Fritz Pölking

Papageitaucher und Kameraformate

Fast alle Naturfotografen haben mit KB angefangen und sind auch meistens für den Rest ihres Lebens dabei geblieben.

Aber jeder hat wohl so ab und an darüber nachgedacht, davon geträumt oder darüber spekuliert, ob er nicht doch auf 6x6, 6x7 oder 9x12 umsteigen sollte.

Auch ich habe am Anfang als Naturfotograf manchmal mit einer Großformatkamera gearbeitet. Etwa 1961 auf Fair Isle aus der Shetland-Gruppe, oder 1962 auf der Insel Skomer vor der Küste von Wales, bei Haverfordwest.

Dorthin hatte ich mich mit einer Nußschale übersetzen lassen, um für einige Wochen Papageitaucher zu fotografieren - in Schwarzweiß und mit der Linhof Technika und den Objektiven Schneider Xenar 3.5/105 mm und dem Voigtländer Telomar 5.5/240 mm, und einem 6x9 cm Rollfilmrückteil für die Kamera. Dadurch brauchte ich keine einzelnen Planfilme in Kassetten, sondern konnte 8 Fotos pro Film belichten.


Die gute alte Linhof Technika 6x9, hier
mit dem Voigtländer Telomar 5.5/240 mm.

Die Arbeitsweise mit so einer Großformatkamera ist ziemlich witzig:

Zuerst einmal muß man den Zentralverschluß am Objektiv spannen und ihn öffnen.

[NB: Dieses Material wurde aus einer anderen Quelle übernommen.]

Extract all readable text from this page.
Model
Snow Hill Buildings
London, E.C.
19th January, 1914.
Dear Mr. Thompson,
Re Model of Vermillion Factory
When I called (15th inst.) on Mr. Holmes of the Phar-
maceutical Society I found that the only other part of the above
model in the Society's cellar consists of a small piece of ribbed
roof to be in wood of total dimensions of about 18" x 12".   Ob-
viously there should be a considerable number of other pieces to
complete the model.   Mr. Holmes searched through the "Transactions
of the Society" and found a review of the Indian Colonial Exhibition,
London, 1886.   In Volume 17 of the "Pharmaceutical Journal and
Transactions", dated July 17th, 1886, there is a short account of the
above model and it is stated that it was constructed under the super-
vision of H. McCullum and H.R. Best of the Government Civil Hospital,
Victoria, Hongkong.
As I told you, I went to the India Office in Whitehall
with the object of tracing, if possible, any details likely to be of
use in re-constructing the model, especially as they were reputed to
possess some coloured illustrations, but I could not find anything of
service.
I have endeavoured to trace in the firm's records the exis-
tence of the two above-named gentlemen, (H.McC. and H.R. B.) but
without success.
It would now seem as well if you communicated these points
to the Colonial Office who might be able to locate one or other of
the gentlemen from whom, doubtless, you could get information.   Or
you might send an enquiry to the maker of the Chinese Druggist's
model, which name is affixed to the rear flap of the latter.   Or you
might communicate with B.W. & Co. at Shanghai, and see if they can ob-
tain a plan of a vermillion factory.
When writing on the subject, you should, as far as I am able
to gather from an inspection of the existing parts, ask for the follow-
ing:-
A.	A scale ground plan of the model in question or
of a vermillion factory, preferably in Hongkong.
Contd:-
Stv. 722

Dann unter einem Tuch verschwinden, um auf der Mattscheibe mit einem seitenverkehrt und kopfstehenden Motiv zu komponieren und scharf einzustellen.

Anschließend versucht man mit einem Lichtmesser oder Spot-Handbelichtungsmesser (je nach Motiv) die richtige Belichtungszeit zu ermitteln.

Dann muß man die offene Einstellblende auf den gewünschten Wert stellen und den Verschluß schließen.

Dann entfernt man das Einstellrückteil und ersetzt es durch das Rollfilmrückteil.

Nun zieht man den Kassettenschieber heraus und kann jetzt das Bild belichten.

Dann muß man den Kassettenschieber wieder einschieben und den Verschluß wieder spannen.

Jetzt öffnet man die Blende wieder auf den größten Wert, um ein helles Sucherbild zu bekommen. 

Danach das Rollfilmrückteil wieder durch das Einstellrückteil ersetzen und den Verschluß wieder öffnen, damit man auf der Mattscheibe dann das nächste kopfstehende und seitenverkehrte Motiv bearbeiten kann.

2 Vorteile: es gibt keinen Spiegelschlag und auch keine Schlag des Rollos vom Schlitzverschluß. Außerdem kann man ganz leicht 'scheimpflügen', um die Schärfeebene ideal anzulegen.

Aber Zeit braucht man, viel Zeit und sehr gute Nerven, da man immer Angst hat, der Vogel fliegt ab oder wechselt seine Stellung nur um Zentimeter, und alles fängt von vorne an.

Das war vor vierzig Jahren, und einige Landschaftsfotografen arbeiten heute noch so, weil manche Kunden Großformatdias verlangen, oder weil die Fotografen die erhabenen und weihevollen Gefühle so sehr lieben, welche die Arbeit mit der Großformatkamera mit sich bringen.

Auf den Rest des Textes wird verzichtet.